CZAS ODZYSKANY W WIECZNOŚCI...

- wieczór pamięci Sławka Kuczkowskiego.

 

Dokładnie w pierwszą rocznicę śmierci Sławka Kuczkowskiego jego przyjaciele i ci, wraz z którymi tworzył, zorganizowali wieczór poświęcony pamięci zmarłego przedwcześnie artysty. Spotkanie odbyło się w krypcie kościoła franciszkańskiego, która od kilku lat stała się miejscem, gdzie swe działania prezentował Teatr Wizji i Medytacji „Czerwona Główka”, założony przez Sławka Kuczkowskiego.

 

 

 

Gościnne podwoje klasztornych podziemi zostały otwarte o godz. 16.00: ci, którzy przyszli, by uczcić pamięć gnieźnieńskiego artysty weszli od razu niejako w jego świat - krypta została przybrana rekwizytami tworzącymi nie tyle statyczną scenografię, mającą jedynie wprowadzić zamierzony przez twórców klimat, ile raczej tworzącą całość z przygotowanym materiałem (słowo, dźwięki, gra światła i ciemności, prezentacja multimedialna), a także z widzami; nie można było bowiem jednoznacznie określić podziału na tradycyjną scenę i miejsce dla widzów, do czego zresztą Teatr Wizji już nas przyzwyczaił. Nie o zwykły teatr tu bowiem idzie; nie rzecz w odgrywaniu „wypracowań na zadane tematy” czy w „bebechowo-wstrząsowym krzyku”, jak powiadał Witkacy, ale raczej, ale w przedstawieniu pewnej wizji, która może stać się natchnieniem, zachętą, a może i nieznośnym przynagleniem do zajrzenia w siebie, a więc w ostatecznym rozrachunku do wewnętrznego działania, do decyzji.

 

Takie pojmowanie przygotowanego wnętrza krypty i całego spotkania, a w szerszym znaczeniu działań teatru podpowiada obecność ikony, która stała się w pewnym sensie znakiem rozpoznawczym działań Czerwonej Główki - ikona oprócz tajemniczego piękna i pięknej tajemnicy jest oknem do innego świata, jest Obliczem tego, Którego nie da się zobaczyć; niedostępną krainą, która jednak - o dziwo! - jest na wyciągnięcie ręki.
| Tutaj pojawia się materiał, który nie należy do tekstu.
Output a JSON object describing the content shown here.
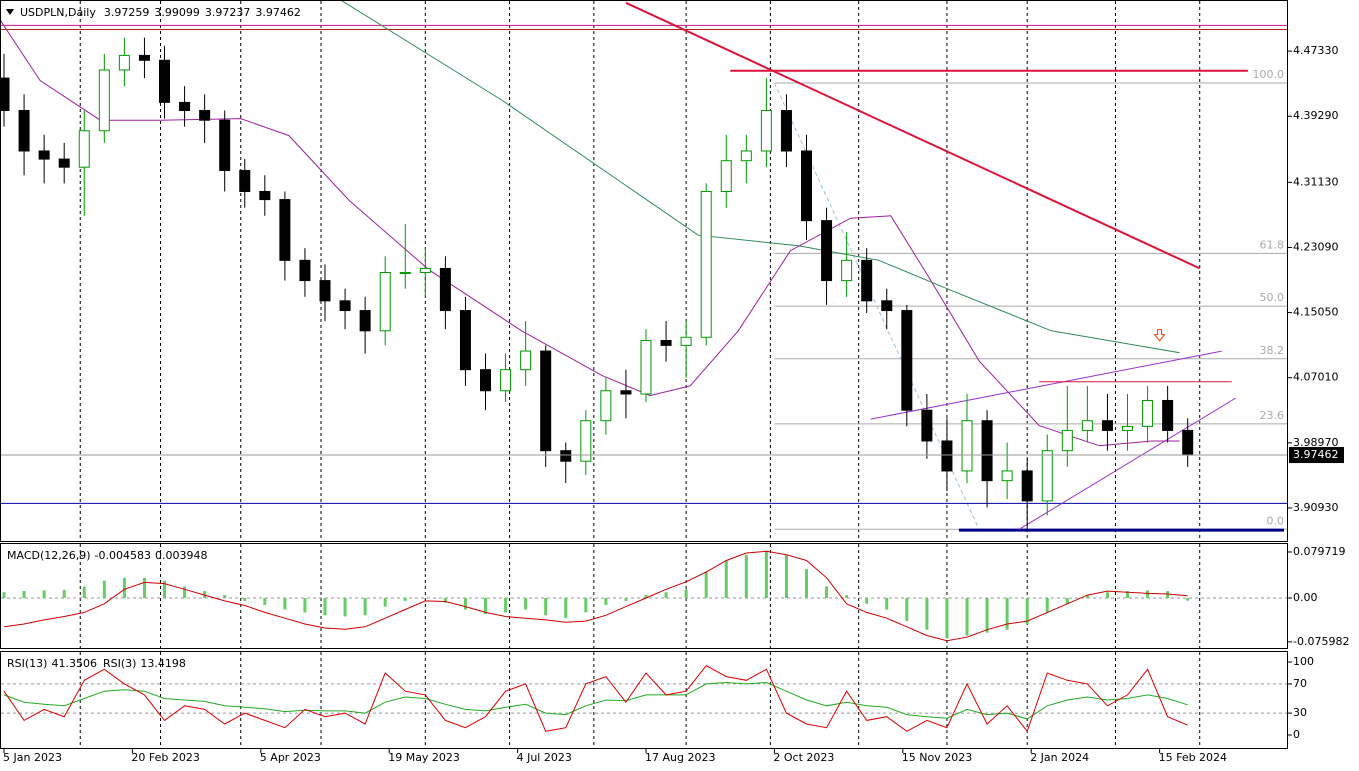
{
  "chart_data": [
    {
      "type": "candlestick",
      "title": "USDPLN,Daily",
      "ohlc": [
        3.97259,
        3.99099,
        3.97237,
        3.97462
      ],
      "up_color": "#009a00",
      "down_color": "#000000",
      "xlim": [
        -1,
        320
      ],
      "ylim": [
        3.8685,
        4.5364
      ],
      "yticks": [
        {
          "value": 4.4733,
          "label": "4.47330"
        },
        {
          "value": 4.3929,
          "label": "4.39290"
        },
        {
          "value": 4.3113,
          "label": "4.31130"
        },
        {
          "value": 4.2309,
          "label": "4.23090"
        },
        {
          "value": 4.1505,
          "label": "4.15050"
        },
        {
          "value": 4.0701,
          "label": "4.07010"
        },
        {
          "value": 3.9897,
          "label": "3.98970"
        },
        {
          "value": 3.9093,
          "label": "3.90930"
        }
      ],
      "vgrid": [
        19,
        39,
        59,
        79,
        105,
        126,
        147,
        170,
        191,
        213,
        235,
        255,
        277,
        298
      ],
      "x": [
        0,
        5,
        10,
        15,
        20,
        25,
        30,
        35,
        40,
        45,
        50,
        55,
        60,
        65,
        70,
        75,
        80,
        85,
        90,
        95,
        100,
        105,
        110,
        115,
        120,
        125,
        130,
        135,
        140,
        145,
        150,
        155,
        160,
        165,
        170,
        175,
        180,
        185,
        190,
        195,
        200,
        205,
        210,
        215,
        220,
        225,
        230,
        235,
        240,
        245,
        250,
        255,
        260,
        265,
        270,
        275,
        280,
        285,
        290,
        295
      ],
      "open": [
        4.44,
        4.4,
        4.35,
        4.34,
        4.33,
        4.375,
        4.45,
        4.468,
        4.462,
        4.41,
        4.4,
        4.388,
        4.326,
        4.3,
        4.29,
        4.215,
        4.19,
        4.165,
        4.153,
        4.128,
        4.2,
        4.2,
        4.205,
        4.153,
        4.08,
        4.054,
        4.08,
        4.103,
        3.98,
        3.967,
        4.017,
        4.054,
        4.05,
        4.116,
        4.11,
        4.12,
        4.3,
        4.338,
        4.35,
        4.4,
        4.35,
        4.264,
        4.19,
        4.215,
        4.165,
        4.153,
        4.03,
        3.992,
        3.955,
        4.017,
        3.943,
        3.955,
        3.918,
        3.98,
        4.005,
        4.017,
        4.005,
        4.01,
        4.042,
        4.005
      ],
      "high": [
        4.47,
        4.42,
        4.37,
        4.36,
        4.4,
        4.47,
        4.49,
        4.49,
        4.48,
        4.43,
        4.42,
        4.4,
        4.34,
        4.32,
        4.3,
        4.23,
        4.21,
        4.18,
        4.17,
        4.22,
        4.26,
        4.23,
        4.22,
        4.17,
        4.1,
        4.1,
        4.14,
        4.11,
        3.99,
        4.03,
        4.07,
        4.08,
        4.13,
        4.14,
        4.14,
        4.31,
        4.37,
        4.37,
        4.44,
        4.42,
        4.37,
        4.28,
        4.25,
        4.23,
        4.18,
        4.16,
        4.05,
        4.02,
        4.05,
        4.03,
        3.99,
        3.97,
        4.0,
        4.06,
        4.06,
        4.05,
        4.05,
        4.06,
        4.06,
        4.02
      ],
      "low": [
        4.38,
        4.32,
        4.31,
        4.31,
        4.27,
        4.36,
        4.43,
        4.44,
        4.39,
        4.38,
        4.36,
        4.3,
        4.28,
        4.27,
        4.19,
        4.17,
        4.14,
        4.13,
        4.1,
        4.11,
        4.18,
        4.17,
        4.13,
        4.06,
        4.03,
        4.04,
        4.06,
        3.96,
        3.94,
        3.95,
        4.0,
        4.02,
        4.04,
        4.09,
        4.07,
        4.11,
        4.28,
        4.31,
        4.33,
        4.33,
        4.24,
        4.16,
        4.17,
        4.15,
        4.13,
        4.01,
        3.97,
        3.93,
        3.94,
        3.91,
        3.92,
        3.88,
        3.9,
        3.96,
        3.99,
        3.98,
        3.98,
        3.99,
        3.99,
        3.96
      ],
      "close": [
        4.4,
        4.35,
        4.34,
        4.33,
        4.375,
        4.45,
        4.468,
        4.462,
        4.41,
        4.4,
        4.388,
        4.326,
        4.3,
        4.29,
        4.215,
        4.19,
        4.165,
        4.153,
        4.128,
        4.2,
        4.2,
        4.205,
        4.153,
        4.08,
        4.054,
        4.08,
        4.103,
        3.98,
        3.967,
        4.017,
        4.054,
        4.05,
        4.116,
        4.11,
        4.12,
        4.3,
        4.338,
        4.35,
        4.4,
        4.35,
        4.264,
        4.19,
        4.215,
        4.165,
        4.153,
        4.03,
        3.992,
        3.955,
        4.017,
        3.943,
        3.955,
        3.918,
        3.98,
        4.005,
        4.017,
        4.005,
        4.01,
        4.042,
        4.005,
        3.9746
      ],
      "overlays": [
        {
          "color": "#2e8b57",
          "x": [
            84,
            124,
            173,
            198,
            218,
            236,
            261,
            293
          ],
          "y": [
            4.536,
            4.413,
            4.246,
            4.233,
            4.215,
            4.178,
            4.128,
            4.101
          ]
        },
        {
          "color": "#a0209f",
          "x": [
            -1,
            9,
            24,
            39,
            59,
            71,
            86,
            106,
            129,
            149,
            161,
            171,
            183,
            196,
            211,
            221,
            231,
            243,
            258,
            273,
            286,
            293
          ],
          "y": [
            4.512,
            4.437,
            4.388,
            4.388,
            4.39,
            4.369,
            4.289,
            4.203,
            4.128,
            4.073,
            4.048,
            4.06,
            4.128,
            4.227,
            4.267,
            4.27,
            4.19,
            4.091,
            4.011,
            3.986,
            3.992,
            3.992
          ]
        }
      ],
      "hlines": [
        {
          "value": 4.505,
          "color": "#c71585"
        },
        {
          "value": 4.5,
          "color": "#b22222"
        },
        {
          "value": 3.915,
          "color": "#0000aa"
        }
      ],
      "segments": [
        {
          "color": "#dc143c",
          "width": 2,
          "x": [
            155,
            298
          ],
          "y": [
            4.533,
            4.205
          ]
        },
        {
          "color": "#dc143c",
          "width": 2,
          "x": [
            181,
            310
          ],
          "y": [
            4.449,
            4.449
          ]
        },
        {
          "color": "#00008b",
          "width": 3,
          "x": [
            238,
            319
          ],
          "y": [
            3.882,
            3.882
          ]
        },
        {
          "color": "#9932cc",
          "width": 1,
          "x": [
            216,
            303.5
          ],
          "y": [
            4.019,
            4.103
          ]
        },
        {
          "color": "#9932cc",
          "width": 1,
          "x": [
            253,
            307
          ],
          "y": [
            3.883,
            4.045
          ]
        },
        {
          "color": "#dc143c",
          "width": 1,
          "x": [
            258,
            306
          ],
          "y": [
            4.065,
            4.065
          ]
        }
      ],
      "fibo": {
        "high": 4.434,
        "low": 3.883,
        "x": [
          192,
          320
        ],
        "color": "#aaaaaa",
        "diag_color": "#9ac0dc",
        "levels": [
          {
            "value": 100,
            "label": "100.0"
          },
          61.8,
          {
            "value": 50,
            "label": "50.0"
          },
          38.2,
          23.6,
          {
            "value": 0,
            "label": "0.0"
          }
        ]
      },
      "arrow": {
        "x": 288,
        "y": 4.122,
        "color": "#ff3300"
      }
    },
    {
      "type": "macd",
      "label": "MACD(12,26,9)",
      "readout": [
        -0.004583,
        0.003948
      ],
      "xlim": [
        -1,
        320
      ],
      "ylim": [
        -0.0884,
        0.0953
      ],
      "yticks": [
        0.079719,
        {
          "value": 0,
          "label": "0.00"
        },
        -0.075982
      ],
      "levels": [
        0
      ],
      "x": [
        0,
        5,
        10,
        15,
        20,
        25,
        30,
        35,
        40,
        45,
        50,
        55,
        60,
        65,
        70,
        75,
        80,
        85,
        90,
        95,
        100,
        105,
        110,
        115,
        120,
        125,
        130,
        135,
        140,
        145,
        150,
        155,
        160,
        165,
        170,
        175,
        180,
        185,
        190,
        195,
        200,
        205,
        210,
        215,
        220,
        225,
        230,
        235,
        240,
        245,
        250,
        255,
        260,
        265,
        270,
        275,
        280,
        285,
        290,
        295
      ],
      "series": [
        {
          "color": "#66cc66",
          "values": [
            0.01,
            0.012,
            0.013,
            0.014,
            0.02,
            0.03,
            0.035,
            0.035,
            0.03,
            0.02,
            0.012,
            0.005,
            -0.005,
            -0.012,
            -0.02,
            -0.025,
            -0.03,
            -0.032,
            -0.03,
            -0.015,
            -0.005,
            0,
            -0.008,
            -0.02,
            -0.028,
            -0.025,
            -0.02,
            -0.03,
            -0.035,
            -0.025,
            -0.012,
            -0.005,
            0.005,
            0.01,
            0.015,
            0.045,
            0.065,
            0.075,
            0.082,
            0.075,
            0.05,
            0.02,
            0.005,
            -0.01,
            -0.02,
            -0.04,
            -0.055,
            -0.07,
            -0.065,
            -0.06,
            -0.055,
            -0.045,
            -0.025,
            -0.01,
            0.005,
            0.01,
            0.012,
            0.013,
            0.012,
            -0.004583
          ]
        },
        {
          "color": "#cc0000",
          "values": [
            -0.05,
            -0.045,
            -0.038,
            -0.032,
            -0.025,
            -0.01,
            0.015,
            0.027,
            0.025,
            0.015,
            0.005,
            -0.005,
            -0.013,
            -0.025,
            -0.035,
            -0.045,
            -0.052,
            -0.054,
            -0.05,
            -0.035,
            -0.02,
            -0.005,
            -0.006,
            -0.015,
            -0.025,
            -0.032,
            -0.035,
            -0.038,
            -0.042,
            -0.04,
            -0.03,
            -0.015,
            0,
            0.015,
            0.028,
            0.045,
            0.065,
            0.078,
            0.081,
            0.075,
            0.065,
            0.035,
            -0.01,
            -0.025,
            -0.035,
            -0.05,
            -0.065,
            -0.074,
            -0.068,
            -0.055,
            -0.045,
            -0.04,
            -0.025,
            -0.01,
            0.005,
            0.012,
            0.01,
            0.008,
            0.007,
            0.003948
          ]
        }
      ]
    },
    {
      "type": "line",
      "label": [
        "RSI(13)",
        "RSI(3)"
      ],
      "readout": [
        41.3506,
        13.4198
      ],
      "xlim": [
        -1,
        320
      ],
      "ylim": [
        -19.2,
        115.1
      ],
      "yticks": [
        100,
        70,
        30,
        0
      ],
      "levels": [
        70,
        30
      ],
      "xticks": [
        {
          "value": 0,
          "label": "5 Jan 2023"
        },
        {
          "value": 32,
          "label": "20 Feb 2023"
        },
        {
          "value": 64,
          "label": "5 Apr 2023"
        },
        {
          "value": 96,
          "label": "19 May 2023"
        },
        {
          "value": 128,
          "label": "4 Jul 2023"
        },
        {
          "value": 160,
          "label": "17 Aug 2023"
        },
        {
          "value": 192,
          "label": "2 Oct 2023"
        },
        {
          "value": 224,
          "label": "15 Nov 2023"
        },
        {
          "value": 256,
          "label": "2 Jan 2024"
        },
        {
          "value": 288,
          "label": "15 Feb 2024"
        }
      ],
      "x": [
        0,
        5,
        10,
        15,
        20,
        25,
        30,
        35,
        40,
        45,
        50,
        55,
        60,
        65,
        70,
        75,
        80,
        85,
        90,
        95,
        100,
        105,
        110,
        115,
        120,
        125,
        130,
        135,
        140,
        145,
        150,
        155,
        160,
        165,
        170,
        175,
        180,
        185,
        190,
        195,
        200,
        205,
        210,
        215,
        220,
        225,
        230,
        235,
        240,
        245,
        250,
        255,
        260,
        265,
        270,
        275,
        280,
        285,
        290,
        295
      ],
      "series": [
        {
          "color": "#22aa22",
          "values": [
            55,
            45,
            42,
            40,
            50,
            60,
            62,
            60,
            50,
            48,
            46,
            40,
            38,
            36,
            32,
            34,
            33,
            33,
            30,
            45,
            52,
            50,
            42,
            35,
            33,
            38,
            42,
            30,
            28,
            40,
            48,
            47,
            55,
            55,
            55,
            70,
            72,
            70,
            72,
            60,
            48,
            40,
            45,
            40,
            38,
            28,
            25,
            23,
            35,
            28,
            30,
            22,
            40,
            48,
            52,
            48,
            50,
            55,
            50,
            41.3506
          ]
        },
        {
          "color": "#dd0000",
          "values": [
            60,
            20,
            35,
            25,
            75,
            90,
            70,
            55,
            20,
            40,
            35,
            15,
            30,
            20,
            10,
            35,
            25,
            30,
            15,
            85,
            60,
            55,
            20,
            10,
            25,
            60,
            70,
            5,
            10,
            70,
            80,
            45,
            85,
            55,
            60,
            95,
            80,
            75,
            90,
            30,
            15,
            10,
            60,
            20,
            25,
            5,
            20,
            10,
            70,
            15,
            40,
            5,
            85,
            75,
            70,
            40,
            55,
            90,
            25,
            13.4198
          ]
        }
      ]
    }
  ]
}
" Kolosalna rola wyboru inspiracji. Twórca powinien chcieć stać się całkowicie przeźroczystym, powinien zniknąć o ile to tylko możliwe i na ile się da również wobec widza.Stoi to w zgodzie z naszym przekonaniem, że jedynie całkowite wycofanie się pozwala swobodnie promieniować dziełu."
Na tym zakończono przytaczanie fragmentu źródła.